Naman Sharma is a Generative AI Strategist at the AWS Generative AI Innovation Center, where he collaborates with organizations to drive adoption of generative AI to solve business problems at scale. His work focuses on leading customers from scoping, deploying, and scaling frontier solutions with the GenAIIC Strategy and Applied Science teams.
Yingwei Yu is an Applied Science Manager at the Generative AI Innovation Center, based in Houston, Texas. With extensive experience in applied machine learning and generative AI, Yingwei leads the development of innovative solutions across various industries.
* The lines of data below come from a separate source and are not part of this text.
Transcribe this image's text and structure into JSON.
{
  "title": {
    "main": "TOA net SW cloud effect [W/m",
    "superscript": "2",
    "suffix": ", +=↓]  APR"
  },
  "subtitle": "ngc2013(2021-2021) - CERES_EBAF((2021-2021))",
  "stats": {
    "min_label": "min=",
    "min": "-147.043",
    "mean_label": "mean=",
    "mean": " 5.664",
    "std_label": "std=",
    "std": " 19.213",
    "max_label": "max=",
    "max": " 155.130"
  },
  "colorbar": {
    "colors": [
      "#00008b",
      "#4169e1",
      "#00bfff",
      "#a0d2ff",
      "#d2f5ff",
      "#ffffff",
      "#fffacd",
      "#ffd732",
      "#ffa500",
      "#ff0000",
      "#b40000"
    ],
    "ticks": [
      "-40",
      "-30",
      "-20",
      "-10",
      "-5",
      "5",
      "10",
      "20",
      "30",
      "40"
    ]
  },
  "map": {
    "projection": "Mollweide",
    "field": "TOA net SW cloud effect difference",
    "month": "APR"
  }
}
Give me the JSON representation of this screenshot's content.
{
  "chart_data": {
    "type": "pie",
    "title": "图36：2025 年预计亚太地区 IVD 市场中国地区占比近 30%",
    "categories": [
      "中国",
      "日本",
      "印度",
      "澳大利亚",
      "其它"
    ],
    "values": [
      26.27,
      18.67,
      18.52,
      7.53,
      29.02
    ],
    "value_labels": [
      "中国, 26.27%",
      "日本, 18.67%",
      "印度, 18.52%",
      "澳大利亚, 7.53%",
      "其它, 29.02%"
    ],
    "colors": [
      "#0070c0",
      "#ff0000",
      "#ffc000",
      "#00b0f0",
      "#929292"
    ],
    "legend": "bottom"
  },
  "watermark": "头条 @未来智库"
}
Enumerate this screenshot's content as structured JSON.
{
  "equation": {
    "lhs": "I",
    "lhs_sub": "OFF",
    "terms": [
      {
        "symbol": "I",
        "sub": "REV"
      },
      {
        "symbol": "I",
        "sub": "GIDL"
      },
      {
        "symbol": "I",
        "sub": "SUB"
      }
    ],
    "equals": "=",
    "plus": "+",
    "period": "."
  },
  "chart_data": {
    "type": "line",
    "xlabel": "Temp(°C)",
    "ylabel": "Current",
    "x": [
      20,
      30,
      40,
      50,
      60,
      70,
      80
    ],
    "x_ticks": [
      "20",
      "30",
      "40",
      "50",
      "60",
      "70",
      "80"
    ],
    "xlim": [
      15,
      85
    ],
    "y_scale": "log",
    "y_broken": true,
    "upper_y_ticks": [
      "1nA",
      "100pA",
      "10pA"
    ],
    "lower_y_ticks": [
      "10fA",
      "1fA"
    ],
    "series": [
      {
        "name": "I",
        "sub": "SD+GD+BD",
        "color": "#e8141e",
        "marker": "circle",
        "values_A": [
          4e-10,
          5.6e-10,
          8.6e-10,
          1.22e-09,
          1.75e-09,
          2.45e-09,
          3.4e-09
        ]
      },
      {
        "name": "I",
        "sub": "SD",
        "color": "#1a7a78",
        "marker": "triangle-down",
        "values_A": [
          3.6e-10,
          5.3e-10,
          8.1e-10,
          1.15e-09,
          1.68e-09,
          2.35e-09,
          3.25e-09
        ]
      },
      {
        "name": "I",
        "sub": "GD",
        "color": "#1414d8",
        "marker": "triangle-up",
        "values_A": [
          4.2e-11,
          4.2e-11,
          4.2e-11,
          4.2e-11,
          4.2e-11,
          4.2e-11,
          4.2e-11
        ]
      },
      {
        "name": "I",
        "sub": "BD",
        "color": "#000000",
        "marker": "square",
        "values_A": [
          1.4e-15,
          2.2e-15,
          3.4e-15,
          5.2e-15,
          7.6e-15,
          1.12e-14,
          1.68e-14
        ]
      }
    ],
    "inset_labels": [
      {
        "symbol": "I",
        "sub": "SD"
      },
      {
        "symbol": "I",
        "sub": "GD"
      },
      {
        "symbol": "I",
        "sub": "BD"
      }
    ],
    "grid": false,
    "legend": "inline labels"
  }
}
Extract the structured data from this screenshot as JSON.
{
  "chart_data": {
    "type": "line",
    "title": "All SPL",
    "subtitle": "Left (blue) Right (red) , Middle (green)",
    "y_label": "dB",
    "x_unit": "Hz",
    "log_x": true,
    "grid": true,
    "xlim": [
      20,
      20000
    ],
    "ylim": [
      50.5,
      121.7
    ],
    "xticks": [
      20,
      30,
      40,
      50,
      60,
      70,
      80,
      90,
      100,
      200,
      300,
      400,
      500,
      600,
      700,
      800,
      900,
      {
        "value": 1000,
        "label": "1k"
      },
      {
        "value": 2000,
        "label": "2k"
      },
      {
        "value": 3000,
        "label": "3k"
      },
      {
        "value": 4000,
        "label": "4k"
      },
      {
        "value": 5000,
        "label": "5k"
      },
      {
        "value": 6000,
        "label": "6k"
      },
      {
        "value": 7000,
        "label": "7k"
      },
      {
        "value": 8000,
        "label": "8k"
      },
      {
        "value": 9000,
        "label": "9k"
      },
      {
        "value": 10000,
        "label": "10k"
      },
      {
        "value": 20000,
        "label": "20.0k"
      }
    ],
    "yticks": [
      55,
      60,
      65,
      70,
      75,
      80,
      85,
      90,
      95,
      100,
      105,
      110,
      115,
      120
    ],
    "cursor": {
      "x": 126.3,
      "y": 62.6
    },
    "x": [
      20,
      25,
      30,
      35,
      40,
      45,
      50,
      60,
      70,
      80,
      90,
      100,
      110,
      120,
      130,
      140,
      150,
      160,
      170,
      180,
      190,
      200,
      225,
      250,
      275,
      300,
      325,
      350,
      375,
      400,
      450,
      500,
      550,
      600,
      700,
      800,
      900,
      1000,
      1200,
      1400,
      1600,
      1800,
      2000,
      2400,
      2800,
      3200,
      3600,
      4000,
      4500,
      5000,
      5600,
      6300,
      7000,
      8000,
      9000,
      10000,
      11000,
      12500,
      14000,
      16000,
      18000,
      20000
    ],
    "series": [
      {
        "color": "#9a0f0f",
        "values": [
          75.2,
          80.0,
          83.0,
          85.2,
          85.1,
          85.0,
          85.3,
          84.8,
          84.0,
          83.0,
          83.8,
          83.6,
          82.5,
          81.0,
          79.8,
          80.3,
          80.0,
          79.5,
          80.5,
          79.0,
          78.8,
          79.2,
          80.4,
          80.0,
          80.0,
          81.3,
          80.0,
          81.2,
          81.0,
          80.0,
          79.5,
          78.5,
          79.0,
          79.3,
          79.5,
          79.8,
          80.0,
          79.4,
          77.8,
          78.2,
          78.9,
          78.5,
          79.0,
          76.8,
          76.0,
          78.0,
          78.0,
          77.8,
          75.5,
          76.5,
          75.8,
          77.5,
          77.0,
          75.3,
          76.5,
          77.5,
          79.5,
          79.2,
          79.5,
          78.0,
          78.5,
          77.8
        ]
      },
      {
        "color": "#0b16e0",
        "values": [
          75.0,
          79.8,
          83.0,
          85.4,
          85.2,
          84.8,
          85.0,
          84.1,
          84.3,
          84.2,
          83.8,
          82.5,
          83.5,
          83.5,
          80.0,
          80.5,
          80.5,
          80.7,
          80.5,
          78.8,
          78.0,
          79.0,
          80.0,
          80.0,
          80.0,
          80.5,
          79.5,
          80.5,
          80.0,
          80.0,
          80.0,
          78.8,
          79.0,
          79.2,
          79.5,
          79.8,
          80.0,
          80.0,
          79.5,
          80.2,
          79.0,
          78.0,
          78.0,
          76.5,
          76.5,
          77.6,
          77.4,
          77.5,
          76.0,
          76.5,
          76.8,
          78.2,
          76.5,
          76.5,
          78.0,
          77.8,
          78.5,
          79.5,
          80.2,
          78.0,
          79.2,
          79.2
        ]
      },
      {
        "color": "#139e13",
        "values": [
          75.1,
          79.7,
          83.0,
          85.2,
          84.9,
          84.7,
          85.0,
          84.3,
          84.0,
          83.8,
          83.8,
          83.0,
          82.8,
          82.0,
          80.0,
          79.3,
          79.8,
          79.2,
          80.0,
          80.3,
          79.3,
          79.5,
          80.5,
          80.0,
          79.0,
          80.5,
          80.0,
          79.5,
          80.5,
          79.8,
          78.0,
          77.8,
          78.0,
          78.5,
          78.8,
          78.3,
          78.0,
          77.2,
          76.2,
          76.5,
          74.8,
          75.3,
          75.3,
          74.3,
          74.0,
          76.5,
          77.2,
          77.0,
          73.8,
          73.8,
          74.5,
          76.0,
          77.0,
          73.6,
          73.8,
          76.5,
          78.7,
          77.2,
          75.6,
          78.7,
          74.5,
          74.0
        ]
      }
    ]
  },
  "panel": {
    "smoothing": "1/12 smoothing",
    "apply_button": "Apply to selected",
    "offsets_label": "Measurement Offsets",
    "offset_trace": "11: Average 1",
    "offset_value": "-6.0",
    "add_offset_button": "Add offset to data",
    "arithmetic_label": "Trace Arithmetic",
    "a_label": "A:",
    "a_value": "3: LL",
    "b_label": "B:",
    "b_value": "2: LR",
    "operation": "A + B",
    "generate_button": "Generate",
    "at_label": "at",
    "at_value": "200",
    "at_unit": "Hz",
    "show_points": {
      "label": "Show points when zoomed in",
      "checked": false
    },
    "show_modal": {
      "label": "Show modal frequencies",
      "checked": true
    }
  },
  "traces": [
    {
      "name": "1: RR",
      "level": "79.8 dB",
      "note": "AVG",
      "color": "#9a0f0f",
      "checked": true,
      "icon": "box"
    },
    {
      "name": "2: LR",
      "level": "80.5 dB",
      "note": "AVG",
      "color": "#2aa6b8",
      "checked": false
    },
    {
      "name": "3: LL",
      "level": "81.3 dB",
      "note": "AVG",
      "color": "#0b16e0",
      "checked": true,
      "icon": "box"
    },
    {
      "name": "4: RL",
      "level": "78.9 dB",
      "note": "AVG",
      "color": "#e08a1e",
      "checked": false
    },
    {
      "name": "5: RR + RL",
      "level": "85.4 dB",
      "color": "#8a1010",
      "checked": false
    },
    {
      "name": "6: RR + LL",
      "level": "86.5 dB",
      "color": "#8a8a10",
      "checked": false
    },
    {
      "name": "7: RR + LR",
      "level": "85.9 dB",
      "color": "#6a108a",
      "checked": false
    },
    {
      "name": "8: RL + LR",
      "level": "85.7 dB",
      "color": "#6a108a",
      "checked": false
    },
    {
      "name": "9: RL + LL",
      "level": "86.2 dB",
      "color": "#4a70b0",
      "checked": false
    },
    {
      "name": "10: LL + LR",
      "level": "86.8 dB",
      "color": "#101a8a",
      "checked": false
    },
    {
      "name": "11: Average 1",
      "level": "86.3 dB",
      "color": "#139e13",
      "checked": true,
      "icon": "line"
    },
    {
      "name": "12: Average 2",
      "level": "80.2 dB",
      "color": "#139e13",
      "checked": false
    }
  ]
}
Dwaragha Sivalingam is a Senior Solutions Architect specializing in generative AI at AWS, serving as a trusted advisor to customers on cloud transformation and AI strategy. With eight AWS certifications, including ML Specialty, he has helped customers in many industries, including insurance, telecom, utilities, engineering, construction, and real estate. A machine learning enthusiast, he balances his professional life with family time, enjoying road trips, movies, and drone photography.